Ganz rechts unten, dort wo der Bremer Stadtplan endet, da soll die Stadt in den nächsten 25 Jahren wachsen und sich langfristig gut geplant entwickeln. Über 400 Hektar zwischen Hemelingen und Achim stehen zur Debatte. Dies hat die SPD-Fraktion auf einer Klausur-Tagung am vergangenen Montag beschlossen.
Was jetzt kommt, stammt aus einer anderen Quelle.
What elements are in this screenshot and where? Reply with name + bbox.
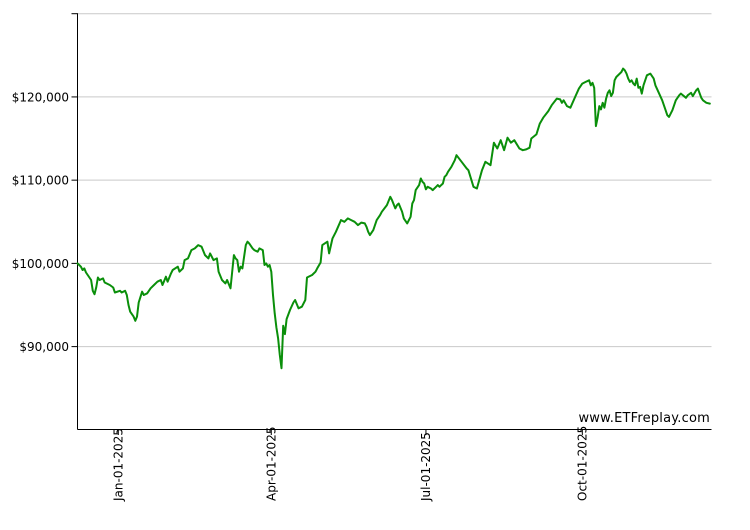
y-tick-label: $90,000: [19, 340, 69, 354]
x-tick-label: Jan-01-2025: [111, 428, 125, 502]
x-tick-label: Jul-01-2025: [419, 432, 433, 502]
y-tick-label: $100,000: [12, 257, 69, 271]
etfreplay-watermark: www.ETFreplay.com: [578, 411, 710, 426]
x-tick-label: Oct-01-2025: [575, 426, 589, 501]
y-tick-label: $120,000: [12, 90, 69, 104]
price-line: [76, 67, 711, 370]
y-tick-label: $110,000: [12, 174, 69, 188]
x-tick-label: Apr-01-2025: [264, 427, 278, 501]
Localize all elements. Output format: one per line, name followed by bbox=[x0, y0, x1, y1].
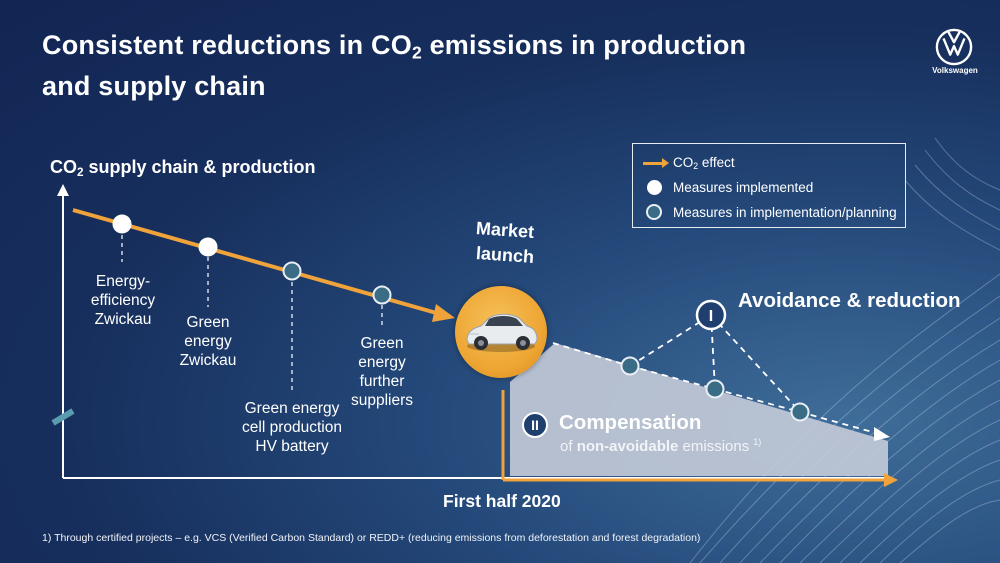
white-dot-icon bbox=[646, 179, 662, 195]
market-launch-car bbox=[455, 286, 547, 378]
legend: CO2 effect Measures implemented Measures… bbox=[632, 143, 906, 228]
compensation-badge: II bbox=[522, 412, 548, 438]
brand-name: Volkswagen bbox=[932, 66, 978, 75]
avoidance-badge-label: I bbox=[709, 308, 713, 325]
measure-dot-further-suppliers bbox=[372, 285, 392, 305]
planning-dot-1 bbox=[620, 356, 640, 376]
measure-dot-cell-production bbox=[282, 261, 302, 281]
drop-lines bbox=[121, 235, 383, 390]
compensation-title: Compensation bbox=[559, 411, 702, 434]
measure-label-green-energy-zwickau: Green energy Zwickau bbox=[179, 314, 237, 369]
avoidance-label: Avoidance & reduction bbox=[738, 289, 961, 312]
axis-break-mark bbox=[51, 408, 75, 426]
co2-effect-arrowhead bbox=[432, 304, 455, 322]
title-line-2: and supply chain bbox=[42, 71, 266, 102]
legend-implemented-label: Measures implemented bbox=[673, 179, 814, 195]
measure-label-cell-production: Green energy cell production HV battery bbox=[242, 400, 342, 455]
car-icon bbox=[466, 313, 538, 352]
vw-logo-icon bbox=[935, 28, 973, 66]
avoidance-arrowhead bbox=[874, 427, 890, 441]
page-title: Consistent reductions in CO2 emissions i… bbox=[42, 28, 746, 103]
legend-row-implemented: Measures implemented bbox=[641, 178, 813, 196]
measure-label-energy-efficiency: Energy- efficiency Zwickau bbox=[90, 273, 156, 328]
x-axis-label: First half 2020 bbox=[443, 491, 561, 511]
legend-row-co2-effect: CO2 effect bbox=[641, 154, 735, 172]
measure-label-further-suppliers: Green energy further suppliers bbox=[350, 335, 414, 409]
y-axis-title: CO2 supply chain & production bbox=[50, 157, 316, 179]
avoidance-badge bbox=[695, 299, 727, 331]
measure-dot-energy-efficiency bbox=[112, 214, 132, 234]
legend-row-planning: Measures in implementation/planning bbox=[641, 203, 897, 221]
planning-dot-2 bbox=[705, 379, 725, 399]
measure-dot-green-energy-zwickau bbox=[198, 237, 218, 257]
planning-dot-3 bbox=[790, 402, 810, 422]
legend-co2-effect-label: CO2 effect bbox=[673, 154, 735, 172]
title-line-1: Consistent reductions in CO2 emissions i… bbox=[42, 30, 747, 63]
timeline-arrowhead bbox=[884, 473, 898, 487]
legend-planning-label: Measures in implementation/planning bbox=[673, 204, 897, 220]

Die Idee ist aus verschiedenen Gründen revolutionär: Überhaupt wäre das zum ersten Mal eine längerfristige Festlegung der Stadtentwicklung. Zum zweiten wäre es, so der wirtschaftspolitische Sprecher der SPD-Fraktion, Detmar Leo, erstmalig ein konkretes Angebot einer effektiven gemeinsamen Landesplanung an Niedersachsen. Unter diesem Stichwort, witzelt die frühere Stadtentwicklungs-Senatorin Eva-Maria Lemke-Schulte, gibt es bisher nur eine „schöne Papierlage“.

Nicht nur das: Noch Mitte September hat der Senat im Streit um Industrieansiedlungen am Autobahnkreuz beschlossen, daß „konsequentem Wirtschaftswachstum innerhalb der Landesgrenzen absolute Priorität einzuräumen“ sei. Nicht Bürgermeisterwettbewerb mit Achim, sondern eine gemeinsame Projektgesellschaft für ein Jahrhundertprojekt „Euro-Zentrum Hansalinie“ ist die Antwort der SPD.

Provozierende Konfliktpunkte mit dem Umland wie das Einkaufszentrum an der Ritterhuder Heerstraße sollen gestrichen werden, auch die Ausdehnung des Technologieparks ins Naturschutzgebiet Hollerland oder in Kleingärten soll nicht betrieben werden. Für das gemeinsame Projekt soll zudem ein „Ausschluß von Abwerbungen aus benachbarten Gebietskörperschaften“ vereinbart werden, weil die Region insgesamt gewinnen soll. Durch Wohngebiete soll eine städtebaulich attraktive Mischung entstehen, erschlossen werden soll aber erst „nach Bedarf“.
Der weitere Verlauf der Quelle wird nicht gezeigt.